Uşak Valisi Funda Kocabıyık’ın sokaktan ekranlara yansıyan öfke dili, köylüye takla attıran sabık ‘nazır’ın davranışından daha masum sayılabilir mi? Bu davranış, kamu yönetimindeki temel sorunun ‘cinsiyet’ olmadığını da göstermiş oldu. Sistem, SBF’li Fatma Yazıcı’ya kaymakamlığı çok görmüştü. Başarılı SBF’liyi ‘maiyet memurluğu’ sınavına kabul etmeyen sistem, Fen Edebiyat çıkışlı Funda Kocabıyık’ın valiliğine itiraz etmedi. Hızla yükselen bürokratın devlet vakarıyla örtüşmeyen dili, kamu yönetimindeki temel sorunun ‘cinsiyet’ kaynaklı olmadığını gözler önüne serdi.

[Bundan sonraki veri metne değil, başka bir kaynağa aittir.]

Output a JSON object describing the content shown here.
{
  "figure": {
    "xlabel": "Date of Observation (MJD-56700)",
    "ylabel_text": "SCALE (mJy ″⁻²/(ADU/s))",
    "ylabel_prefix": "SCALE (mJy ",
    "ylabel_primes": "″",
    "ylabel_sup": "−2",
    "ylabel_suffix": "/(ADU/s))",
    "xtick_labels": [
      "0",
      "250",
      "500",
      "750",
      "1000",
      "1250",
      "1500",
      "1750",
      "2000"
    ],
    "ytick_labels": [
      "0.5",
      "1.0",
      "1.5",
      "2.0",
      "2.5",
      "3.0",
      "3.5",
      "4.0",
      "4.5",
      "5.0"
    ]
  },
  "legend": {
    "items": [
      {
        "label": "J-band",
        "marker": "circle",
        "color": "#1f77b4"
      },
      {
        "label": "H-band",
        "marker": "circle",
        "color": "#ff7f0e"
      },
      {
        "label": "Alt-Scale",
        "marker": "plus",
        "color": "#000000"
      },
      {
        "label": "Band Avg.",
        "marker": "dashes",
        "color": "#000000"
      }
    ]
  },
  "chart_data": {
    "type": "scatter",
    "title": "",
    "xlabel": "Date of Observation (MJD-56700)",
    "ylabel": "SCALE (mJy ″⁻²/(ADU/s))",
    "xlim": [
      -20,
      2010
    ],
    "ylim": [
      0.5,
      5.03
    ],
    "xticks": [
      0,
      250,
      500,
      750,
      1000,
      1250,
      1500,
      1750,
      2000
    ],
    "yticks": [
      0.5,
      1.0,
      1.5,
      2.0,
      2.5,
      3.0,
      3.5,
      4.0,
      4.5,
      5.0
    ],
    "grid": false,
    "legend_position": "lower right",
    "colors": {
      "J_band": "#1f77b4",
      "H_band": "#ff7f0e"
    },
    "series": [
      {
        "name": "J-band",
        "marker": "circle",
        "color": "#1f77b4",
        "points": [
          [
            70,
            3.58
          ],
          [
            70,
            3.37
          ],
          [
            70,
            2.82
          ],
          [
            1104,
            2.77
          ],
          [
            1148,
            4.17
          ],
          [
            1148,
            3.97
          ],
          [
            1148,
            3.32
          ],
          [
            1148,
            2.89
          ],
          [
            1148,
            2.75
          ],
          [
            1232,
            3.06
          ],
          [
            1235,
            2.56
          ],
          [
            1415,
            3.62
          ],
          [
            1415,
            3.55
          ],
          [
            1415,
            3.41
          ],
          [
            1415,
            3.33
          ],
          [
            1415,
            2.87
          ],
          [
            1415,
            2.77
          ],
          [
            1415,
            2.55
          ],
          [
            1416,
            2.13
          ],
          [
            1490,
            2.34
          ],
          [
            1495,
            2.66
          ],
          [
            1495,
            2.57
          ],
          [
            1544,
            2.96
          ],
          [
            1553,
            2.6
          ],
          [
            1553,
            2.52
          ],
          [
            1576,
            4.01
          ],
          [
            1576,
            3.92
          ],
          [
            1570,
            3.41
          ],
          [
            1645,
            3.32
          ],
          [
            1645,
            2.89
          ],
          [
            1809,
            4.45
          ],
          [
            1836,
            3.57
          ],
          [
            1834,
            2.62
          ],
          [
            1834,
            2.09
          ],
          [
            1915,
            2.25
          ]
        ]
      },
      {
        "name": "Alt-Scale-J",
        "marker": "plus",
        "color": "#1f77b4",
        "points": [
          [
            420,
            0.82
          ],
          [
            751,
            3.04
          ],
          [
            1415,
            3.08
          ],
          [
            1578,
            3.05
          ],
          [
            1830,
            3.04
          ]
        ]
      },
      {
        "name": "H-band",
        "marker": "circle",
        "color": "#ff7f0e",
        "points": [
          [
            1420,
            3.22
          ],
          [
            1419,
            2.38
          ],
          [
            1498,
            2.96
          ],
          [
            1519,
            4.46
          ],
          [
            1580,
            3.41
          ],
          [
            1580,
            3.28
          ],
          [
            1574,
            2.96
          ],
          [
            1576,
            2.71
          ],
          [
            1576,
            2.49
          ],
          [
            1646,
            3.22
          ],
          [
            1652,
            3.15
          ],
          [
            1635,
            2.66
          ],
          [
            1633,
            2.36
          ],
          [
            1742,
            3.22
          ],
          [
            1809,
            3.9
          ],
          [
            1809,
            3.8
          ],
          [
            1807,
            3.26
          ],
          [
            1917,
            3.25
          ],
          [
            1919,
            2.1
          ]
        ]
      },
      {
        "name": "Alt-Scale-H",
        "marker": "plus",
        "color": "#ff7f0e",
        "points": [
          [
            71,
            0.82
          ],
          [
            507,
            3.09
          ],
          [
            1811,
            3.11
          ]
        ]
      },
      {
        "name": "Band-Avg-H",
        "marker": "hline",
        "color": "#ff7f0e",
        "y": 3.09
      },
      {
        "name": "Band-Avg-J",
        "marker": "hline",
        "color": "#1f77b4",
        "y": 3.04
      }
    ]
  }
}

Karşı karşıya kaldığımız zorluklar, Türkiye’yi, kamu yönetiminden ‘fiyaka’yı tasfiyeye mecbur ediyor. Gelişmeler, ‘fiyaka’ya düşkün yöneticilik döneminde sona gelindiğinin ipuçlarını veriyor. Büyük sorunlar, çözüm üretme yeteneği olanları sahaya davet ediyor. Yetenek ve birikimler sahada test ediliyor artık. Uşak İsmet Paşa Caddesi’nden Türkiye’ye yayılan öfke dili, ‘saha’da ‘fiyaka’ya yer olmadığını hepimize öğretmiş oluyor.